Labeling

How do we label the data?

What determines a buying point, and when is a good time to sell any shares that one is in possession of? Looking at a chart of stock prices, perhaps the following rule will suffice:

For a price $P(t)$, a range $ t_i \in[t_{i,1}, t_{i,2}]$ is considered a buying region if for some time interval $t_f \in [t_{f,1}, t_{f,2}]$ where $t_{f,1} > t_{i,2}$, the prices $P(t_f) > \alpha P(t_i)$ for all $t_i, t_f$ and vice versa for a selling region. The constant $\alpha$ determines the $\textit{threshold}$ value for buying/selling.

Any prices that are not a buying point or a selling point will therefore be labeled a holding point.

Why not just buy or sell all the time?

In theory, a stock price could remain flat for its entire lifespan. In practice however, it often fluctuates in a (pseudo)random¹ fashion. Why do we need hold regions then?

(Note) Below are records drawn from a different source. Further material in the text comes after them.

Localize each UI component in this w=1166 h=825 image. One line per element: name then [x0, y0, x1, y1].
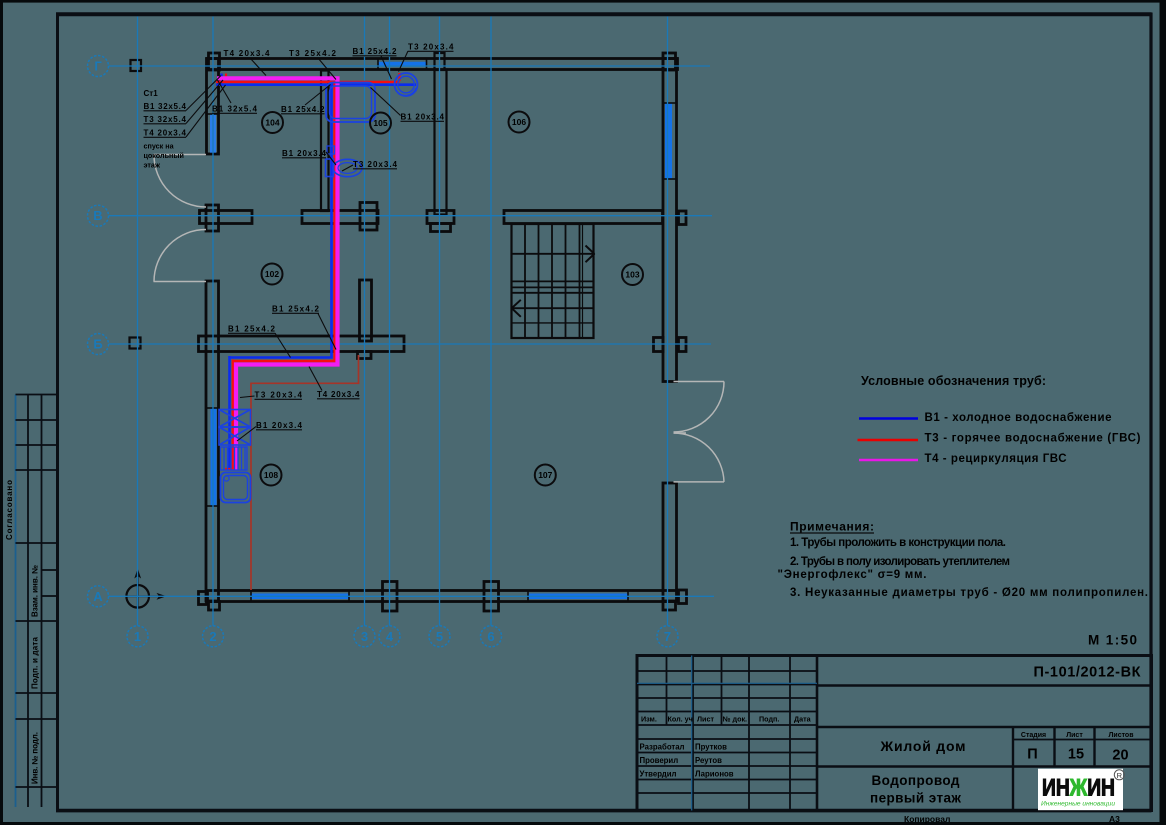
svg-text:Согласовано: Согласовано: [5, 480, 14, 540]
svg-text:ИНЖИН: ИНЖИН: [1042, 775, 1115, 802]
wall: top exterior: [208, 59, 678, 70]
svg-text:2: 2: [209, 629, 216, 644]
title block outer box: [637, 656, 1152, 811]
wall: В bar at rooms 102/103: [427, 211, 454, 224]
svg-text:А3: А3: [1109, 814, 1120, 824]
svg-text:В1 20х3.4: В1 20х3.4: [256, 421, 303, 430]
wall: top-left corner stub: [209, 53, 220, 70]
legend line Т4: [859, 459, 918, 461]
left stamp rotated labels: [5, 480, 40, 784]
svg-text:Изм.: Изм.: [641, 715, 657, 724]
wall: Б axis wall: [199, 336, 405, 352]
legend line В1: [859, 417, 918, 419]
svg-text:20: 20: [1112, 748, 1128, 764]
svg-text:2. Трубы в полу изолировать ут: 2. Трубы в полу изолировать утеплителем: [790, 556, 1010, 568]
toilet in room 105: [326, 146, 363, 177]
wall: divider 105/106 top stub: [435, 53, 445, 70]
title block signature rows: [640, 743, 734, 779]
window: left wall lower: [211, 408, 217, 506]
sink in room 105: [326, 83, 375, 123]
svg-text:Т4 20х3.4: Т4 20х3.4: [224, 49, 271, 58]
svg-text:П: П: [1027, 747, 1037, 763]
svg-text:Жилой дом: Жилой дом: [880, 738, 966, 754]
left riser labels: [144, 89, 187, 138]
wall: right exterior lower: [663, 483, 677, 601]
mid-plan labels: [212, 105, 445, 431]
pipe Т3 hot water (red) main run: [216, 73, 400, 469]
north arrow heads: [134, 569, 141, 579]
wall: В-wall stub on right wall: [679, 211, 687, 225]
svg-text:Ст1: Ст1: [144, 89, 159, 98]
wall: left jamb at axis В: [206, 205, 219, 231]
axis circles numbers: [127, 626, 678, 647]
wall: top-right corner stub: [663, 53, 676, 70]
svg-text:А: А: [93, 589, 103, 604]
window end ticks: [207, 60, 676, 602]
sink in room 108: [221, 473, 251, 503]
wall: stub below Б at axis 3: [358, 352, 372, 359]
washer boxes with X in room 108: [219, 410, 251, 446]
svg-text:Дата: Дата: [794, 715, 812, 724]
title block right section lines: [817, 686, 1151, 811]
svg-text:Лист: Лист: [1066, 732, 1083, 739]
pipe В1 cold water (blue) main run: [216, 85, 416, 468]
wall: right exterior upper: [663, 59, 677, 382]
svg-text:В1 32х5.4: В1 32х5.4: [144, 102, 187, 111]
room circle 108: [261, 465, 282, 486]
svg-text:"Энергофлекс" σ=9 мм.: "Энергофлекс" σ=9 мм.: [778, 569, 927, 581]
svg-text:№ док.: № док.: [723, 715, 748, 724]
svg-text:Подп. и дата: Подп. и дата: [31, 636, 40, 689]
svg-text:В1 25х4.2: В1 25х4.2: [272, 305, 320, 314]
room circle 106: [509, 112, 530, 133]
svg-text:R: R: [1117, 771, 1123, 780]
wall: bottom-right corner stubs: [663, 602, 676, 611]
wall: left exterior lower: [206, 281, 219, 601]
axis circles letters: [88, 56, 109, 607]
svg-text:Условные обозначения труб:: Условные обозначения труб:: [861, 374, 1046, 388]
svg-text:Утвердил: Утвердил: [640, 770, 677, 779]
window: top wall: [378, 62, 427, 67]
svg-text:Стадия: Стадия: [1021, 732, 1046, 739]
wall: В axis left bar: [200, 211, 253, 224]
svg-text:Т3 20х3.4: Т3 20х3.4: [353, 160, 398, 169]
grid axis vertical lines 1-7: [138, 17, 668, 626]
svg-text:первый этаж: первый этаж: [870, 791, 961, 806]
legend line Т3: [858, 439, 919, 441]
svg-text:Т4 20х3.4: Т4 20х3.4: [317, 390, 360, 399]
svg-text:5: 5: [436, 629, 443, 644]
svg-text:107: 107: [538, 470, 552, 480]
svg-text:Т4 - рециркуляция ГВС: Т4 - рециркуляция ГВС: [925, 453, 1067, 465]
wall: bottom-left corner stubs: [199, 592, 207, 605]
room number circles: [261, 112, 644, 486]
svg-text:Б: Б: [93, 337, 102, 352]
north coordinate symbol: [126, 572, 163, 608]
svg-text:В1 32х5.4: В1 32х5.4: [212, 105, 258, 114]
svg-text:этаж: этаж: [144, 161, 161, 170]
svg-text:104: 104: [265, 118, 279, 128]
svg-text:Т3 - горячее водоснабжение (ГВ: Т3 - горячее водоснабжение (ГВС): [925, 433, 1141, 445]
svg-text:Примечания:: Примечания:: [790, 520, 874, 534]
svg-text:Разработал: Разработал: [640, 743, 685, 752]
svg-text:Лист: Лист: [697, 715, 714, 724]
svg-text:Т3 20х3.4: Т3 20х3.4: [255, 391, 303, 400]
svg-text:Подп.: Подп.: [759, 715, 779, 724]
outer black page edges: [0, 0, 1166, 3]
svg-text:6: 6: [487, 629, 494, 644]
svg-text:Кол. уч: Кол. уч: [668, 715, 693, 724]
svg-text:Т3 25х4.2: Т3 25х4.2: [289, 49, 337, 58]
logo white box: [1038, 769, 1123, 811]
svg-text:Т3 32х5.4: Т3 32х5.4: [144, 115, 187, 124]
svg-text:3. Неуказанные диаметры труб -: 3. Неуказанные диаметры труб - Ø20 мм по…: [790, 587, 1148, 599]
wall: bottom wall cross at axis 6: [484, 582, 499, 612]
svg-text:Т3 20х3.4: Т3 20х3.4: [408, 43, 454, 52]
svg-text:Т4 20х3.4: Т4 20х3.4: [144, 129, 187, 138]
svg-text:Инв. № подл.: Инв. № подл.: [31, 732, 40, 784]
svg-text:В1 - холодное водоснабжение: В1 - холодное водоснабжение: [925, 412, 1112, 424]
svg-text:7: 7: [664, 629, 671, 644]
svg-text:Г: Г: [94, 59, 102, 74]
room circle 103: [622, 264, 643, 285]
wall: bottom exterior: [208, 591, 678, 602]
svg-text:Копировал: Копировал: [904, 814, 950, 824]
window: bottom wall left: [251, 594, 349, 600]
axis labels: [93, 59, 671, 644]
window: left wall upper (riser shaft): [210, 114, 216, 154]
svg-text:15: 15: [1068, 747, 1084, 763]
wall: pier above Б at axis 3: [360, 280, 372, 341]
svg-text:М 1:50: М 1:50: [1088, 633, 1137, 648]
svg-text:В: В: [93, 208, 102, 223]
axis 1 square markers: [130, 60, 142, 349]
wall: divider rooms 105/106: [435, 70, 447, 215]
wall: divider rooms 104/105: [321, 71, 329, 212]
window: bottom wall right: [528, 594, 628, 600]
svg-text:Проверил: Проверил: [640, 756, 679, 765]
left stamp column boxes: [16, 395, 58, 808]
wall: stub below В at axis 3: [360, 203, 377, 231]
boiler in room 105: [395, 73, 418, 96]
svg-text:3: 3: [361, 629, 368, 644]
title block header texts: [641, 715, 812, 724]
svg-text:106: 106: [512, 117, 526, 127]
svg-text:В1 25х4.2: В1 25х4.2: [228, 325, 276, 334]
wall: В axis right segment: [504, 211, 663, 224]
window: right wall: [665, 103, 672, 179]
svg-text:Водопровод: Водопровод: [872, 773, 960, 788]
svg-text:Листов: Листов: [1108, 732, 1134, 739]
grid axis horizontal lines А Б В Г: [109, 66, 715, 596]
wall: bottom wall cross at axis 4: [383, 582, 398, 612]
svg-text:В1 25х4.2: В1 25х4.2: [281, 105, 325, 114]
door: left wall upper leaf: [154, 155, 725, 482]
svg-text:П-101/2012-ВК: П-101/2012-ВК: [1034, 665, 1141, 681]
svg-text:105: 105: [373, 118, 387, 128]
svg-text:108: 108: [264, 470, 278, 480]
riser В1 connection tick (blue): [220, 74, 223, 87]
pipe Т4 recirculation (magenta) main run: [217, 78, 340, 470]
stair arrow up (right): [513, 253, 594, 255]
hatched appliance in room 108: [221, 447, 248, 470]
svg-text:4: 4: [386, 629, 394, 644]
svg-text:Инженерные инновации: Инженерные инновации: [1041, 801, 1115, 808]
stair arrow down (left): [512, 307, 593, 309]
pipe Т3 thin return branch (dark red): [251, 355, 359, 590]
svg-text:1: 1: [134, 629, 141, 644]
svg-text:В1 25х4.2: В1 25х4.2: [353, 47, 398, 56]
svg-text:102: 102: [265, 269, 279, 279]
door: left wall lower leaf: [154, 281, 207, 283]
walls: [199, 53, 687, 611]
svg-text:Ларионов: Ларионов: [695, 770, 734, 779]
stage values: [1027, 747, 1128, 764]
svg-text:спуск на: спуск на: [144, 142, 175, 151]
svg-text:В1 20х3.4: В1 20х3.4: [282, 149, 327, 158]
staircase room 103: [512, 224, 595, 338]
svg-text:103: 103: [625, 270, 639, 280]
svg-text:Прутков: Прутков: [695, 743, 727, 752]
wall: left exterior upper: [207, 59, 219, 155]
svg-text:Взам. инв. №: Взам. инв. №: [31, 565, 40, 617]
svg-text:цокольный: цокольный: [144, 151, 184, 160]
svg-text:В1 20х3.4: В1 20х3.4: [401, 113, 445, 122]
room circle 102: [262, 264, 283, 285]
title block left table lines: [637, 656, 817, 811]
room circle 105: [370, 113, 391, 134]
svg-text:Реутов: Реутов: [695, 756, 722, 765]
door: right wall double leaf: [674, 381, 725, 383]
wall: В axis middle bar: [302, 211, 378, 224]
pipe labels top row: [224, 43, 455, 59]
wall: Б-cross stubs on right wall: [654, 338, 664, 352]
room circle 107: [535, 465, 556, 486]
svg-text:1. Трубы проложить в конструкц: 1. Трубы проложить в конструкции пола.: [790, 537, 1006, 549]
stage header: [1021, 732, 1134, 739]
room circle 104: [262, 112, 283, 133]
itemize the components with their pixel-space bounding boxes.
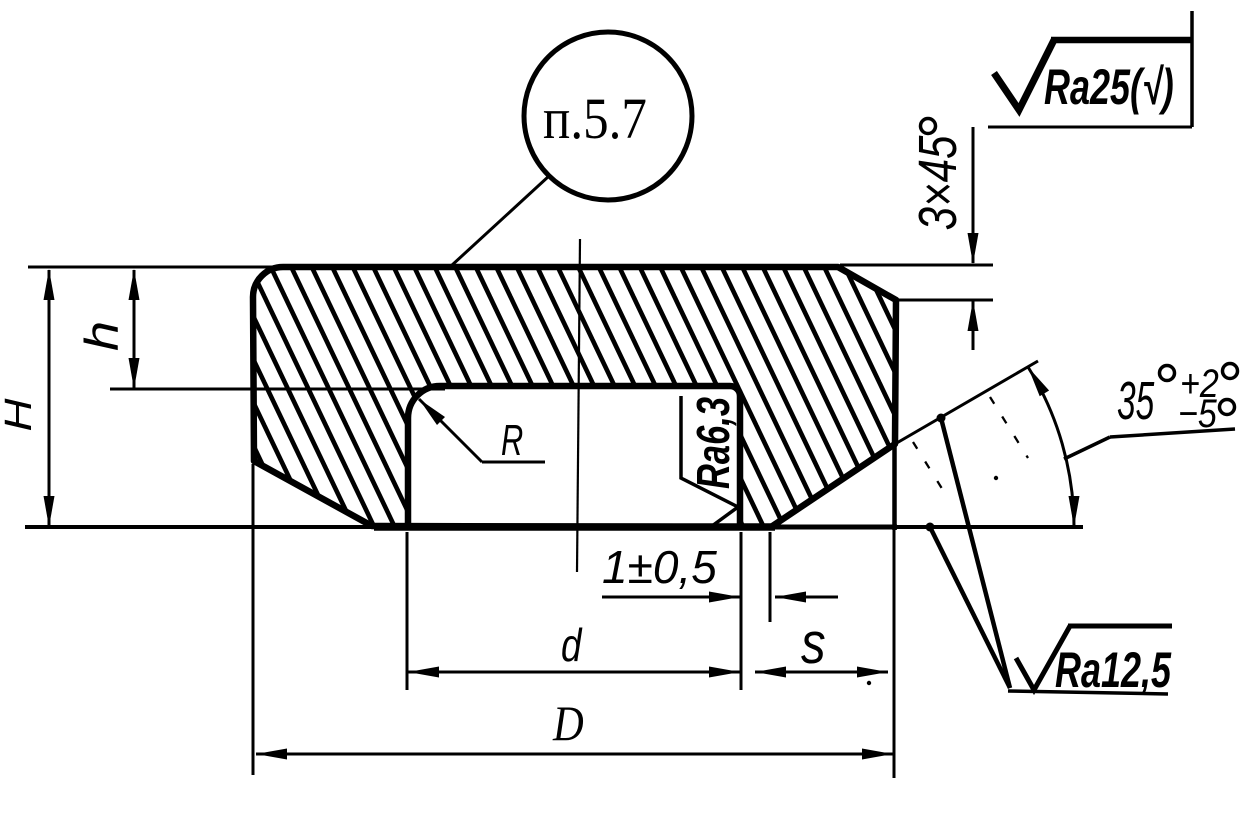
dimension D line (256, 753, 893, 756)
dimension d line (408, 671, 740, 674)
dimension 1±0,5 line left (602, 596, 740, 599)
scan speck (994, 476, 998, 480)
centerline (577, 239, 580, 572)
Ra12,5 leader 1 (941, 418, 1010, 688)
Ra12,5 leader dot on cone line (937, 414, 946, 423)
degree circle after +2 (1223, 364, 1238, 379)
svg-text:h: h (75, 321, 128, 351)
roughness Ra6,3 rotated symbol (681, 396, 738, 526)
D arrow right (862, 749, 893, 760)
arrow right (709, 592, 740, 603)
roughness Ra25 check (994, 40, 1054, 110)
extension D left (252, 464, 255, 775)
dimension h bottom arrow (129, 358, 140, 389)
roughness Ra25 box: top bar (1051, 37, 1193, 44)
angle label leader (1064, 437, 1110, 459)
svg-text:3×45: 3×45 (908, 135, 968, 231)
h level extension line (110, 388, 445, 391)
svg-text:R: R (501, 417, 523, 466)
tolerance dashed line A (990, 397, 1028, 458)
dimension H top arrow (44, 269, 55, 300)
svg-text:H: H (0, 398, 39, 432)
dimension H bottom arrow (44, 496, 55, 527)
chamfer top extension (840, 264, 993, 267)
callout circle п.5.7 (524, 32, 692, 200)
dimension h line (133, 270, 136, 388)
part section body with hatching (253, 267, 896, 527)
arc top arrow (1028, 367, 1049, 396)
dimension H line (48, 270, 51, 526)
d arrow left (408, 667, 439, 678)
extension band left (740, 532, 743, 690)
top extension line (28, 266, 285, 269)
dimension h top arrow (129, 269, 140, 300)
arc bottom arrow (1069, 496, 1080, 527)
s arrow right (857, 667, 888, 678)
chamfer dim line upper (972, 127, 975, 263)
scan speck (867, 681, 871, 685)
svg-text:1±0,5: 1±0,5 (602, 541, 717, 593)
cone extension line (895, 361, 1038, 444)
d arrow right (709, 667, 740, 678)
extension right edge (893, 530, 896, 778)
chamfer dim line lower (972, 300, 975, 350)
extension d left (406, 532, 409, 690)
baseline right thin (894, 525, 1083, 529)
Ra12,5 top bar (1068, 624, 1172, 629)
svg-text:п.5.7: п.5.7 (543, 86, 647, 151)
Ra12,5 leader 2 (930, 527, 1010, 688)
extension band right (769, 532, 772, 622)
chamfer bottom extension (898, 299, 993, 302)
radius leader R (419, 399, 445, 425)
svg-text:d: d (561, 619, 583, 671)
D arrow left (256, 749, 287, 760)
dimension s line (755, 671, 888, 674)
degree circle after -5 (1220, 400, 1235, 415)
callout leader (451, 176, 549, 266)
part bottom face thick (374, 523, 775, 531)
degree circle after 35 (1160, 366, 1175, 381)
dimension 1±0,5 line right (775, 596, 838, 599)
degree circle for 3x45 (921, 119, 936, 134)
svg-text:Ra6,3: Ra6,3 (687, 397, 739, 489)
svg-text:−5: −5 (1178, 390, 1217, 435)
svg-text:D: D (552, 697, 584, 752)
angle arc (1028, 367, 1074, 527)
baseline under cone (775, 525, 897, 530)
baseline left thin (25, 525, 378, 529)
roughness Ra25 box: bottom line (988, 126, 1192, 129)
svg-text:Ra25(√): Ra25(√) (1044, 60, 1174, 115)
chamfer arrow down (968, 233, 979, 264)
svg-text:35: 35 (1117, 370, 1155, 431)
s arrow left (755, 667, 786, 678)
roughness Ra25 box: right border (1190, 11, 1194, 127)
svg-text:Ra12,5: Ra12,5 (1055, 643, 1172, 698)
svg-text:s: s (801, 611, 826, 676)
Ra12,5 check (1016, 626, 1070, 690)
Ra12,5 underline (1008, 691, 1168, 694)
chamfer arrow up (968, 300, 979, 331)
Ra12,5 leader dot on baseline (926, 523, 935, 532)
extension right edge upper (through cone notch) (892, 444, 897, 530)
arrow left (775, 592, 806, 603)
tolerance dashed line B (913, 442, 946, 495)
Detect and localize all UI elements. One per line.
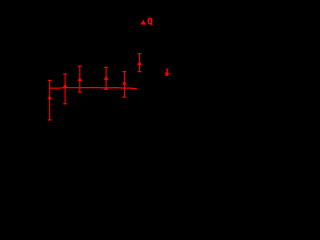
error bar 2 top cap (63, 73, 67, 75)
marker 1 (47, 95, 52, 99)
error bar 5 top cap (123, 71, 127, 73)
error bar 1 top cap (48, 79, 52, 81)
error bar 1 bottom cap (48, 119, 52, 121)
error bar 4 bottom cap (104, 88, 108, 90)
error bar 2 stem (64, 74, 66, 104)
error bar 3 top cap (78, 65, 82, 67)
marker 3 (77, 77, 82, 81)
error bar 6 top cap (138, 53, 142, 55)
legend marker triangle (141, 20, 147, 25)
marker 2 (63, 84, 68, 88)
error bar 6 stem (139, 54, 141, 72)
small glyph body (165, 72, 168, 76)
marker 4 (104, 76, 109, 80)
small glyph dot (169, 73, 170, 74)
data line (50, 88, 138, 89)
error bar 2 bottom cap (63, 103, 67, 105)
marker 6 (137, 61, 142, 65)
error bar 5 stem (123, 72, 125, 98)
error bar 3 stem (79, 66, 81, 92)
error bar 3 bottom cap (78, 91, 82, 93)
error bar 4 stem (105, 67, 107, 89)
error bar 4 top cap (104, 66, 108, 68)
legend label Q (148, 18, 152, 25)
marker 5 (122, 81, 127, 85)
small glyph stem (167, 70, 168, 73)
error bar 5 bottom cap (123, 96, 127, 98)
small glyph top bar (166, 69, 169, 70)
error bar 6 bottom cap (138, 71, 142, 73)
error bar 1 stem (49, 80, 51, 120)
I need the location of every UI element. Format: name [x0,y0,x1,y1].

This might seem like a stupid question to begin with, but when trying to define what a buying and selling point is, this question requires attention. From a pragmatic perspective, the determination of a hold point is perhaps trivial:

If for some buying region $\mathbf{B}$, a sale of any potential holdings in a following temporal region $\mathbf{H}$ does not yield any financial gains or losses, the region $\mathbf{H}$ is a holding region.

The only issue with this definition is that it very seldom happens that the net gain after a sale is exactly zero. If there are any financial gains associated with selling from a certain position, surely we should sell here?

Let us try another perspective. Let’s imagine that you just bought some amount of stocks at a time $t_i$. If a time travelling genie where to magically appear and tell you that the stock price in 15 minutes would be 1 point higher than it currently is, would you sell your position in 15 minutes? There are a lot of reasons to defend any decision you might choose to take. Lets take a look at some of the alternatives

Genie telling you trade secrets

Lets say you decide to sell because you know for a fact that you will make money of the situation. In this scenario, you have weighted the risk, which is potentially missing out on a bigger fish just down the road, and reward, which is the guarantee of some monetary gain. Either way, you have decided to set a threshold value for when to buy and when to sell.

If you decide to hold your position because you believe that at some time $t_f$, the price of a stock will yield even greater gains than selling 15 minutes into the future, you would still have to set some threshold value for when you would actually sell. Surely, waiting for an infinite amount of time is not a good idea, but somewhere in between might be.

For both scenarios, a threshold value must be set. This value determines when a region of time is a good time to sell and when a region of time is a good time to buy. There is no guarantee that any region that is not a buying region must be a selling region, so this is therefore named a holding region. This region is works as an uncertainty period: A period where an investor is not comfortable making any decisions on whether to buy or sell. The threshold values can therefore be seen as gut feel-parameter (curtesy of my girlfriend).

The labeling stages

Since the determination of the labels for a price point $P(t)$ requires an insight into future values $P(t+n*\Delta t), n \in \mathbf{Z}^+$ where $\Delta t$ is the temporal resolution, the main idea behind the new labeling algorithm is to use convolutions with a weighted window to determine how a closing price $P(t)$ compares to future prices. The labeling process can be boiled down to three stages:

First stage

This is the convolutional stage. Here, some weighted window is slid over the closing price data. If the window is biased towards future price values, the result of the convolution Multiple convolution windows was tried, but a cubic weighted window gave the best results. The results of applying this window is shown in the figure below. For a convolution window of size $\texttt{WIN_SIZE}$, the $\textit{look ahead}$ period for the labeler is $\texttt{WIN_SIZE}/2$.

First stage AAPL

First stage of the labeling process on AAPL stock over ~26 trading days.

Second stage

The second stage is the differencing and median stage. Here, the difference between the actual close price and the results from stage 1 is computed and a sliding median window with size $\texttt{MED_WIN}$ is applied across the difference. The reason for choosing a median window instead of a normal simple window is that we don’t want sudden spikes to influence the averaging too much. The results of applying this stage of calculations is shown in the figure below.

Second stage AAPL

Second stage of the labeling process on AAPL stock over ~26 trading days.

Third stage

The final stage of the labeling process is to compare the results from the sliding median to the initial closing price. The fraction $\texttt{med_res}_i / \texttt{close}_i = \alpha$ is compared to the threshold values $\texttt{THRESH_BUY}$ and $\texttt{THRESH_SELL}$ to determine what label to give the instance. Due to fluctuations in the stock price over small time-scales, a smoothing factor is also applied to the closing price. This is a small simple average (flat convolution window of small size). By introducing this smoothing factor to the data before determining $\alpha$, the labeling regions are more coherent which will be useful later in the project. The final results of the labeler is shown in the figure below.

Third stage AAPL

Third stage of the labeling process on AAPL stock over ~26 trading days.

Whether or not this is a truly random process will not be discussed here, but it should be noted that the author is strongly opinionated when it comes to the subject of “absolute randomness”. You may therefore choose to either remove the parenthesis, or remove its content depending on your own personal belief. ↩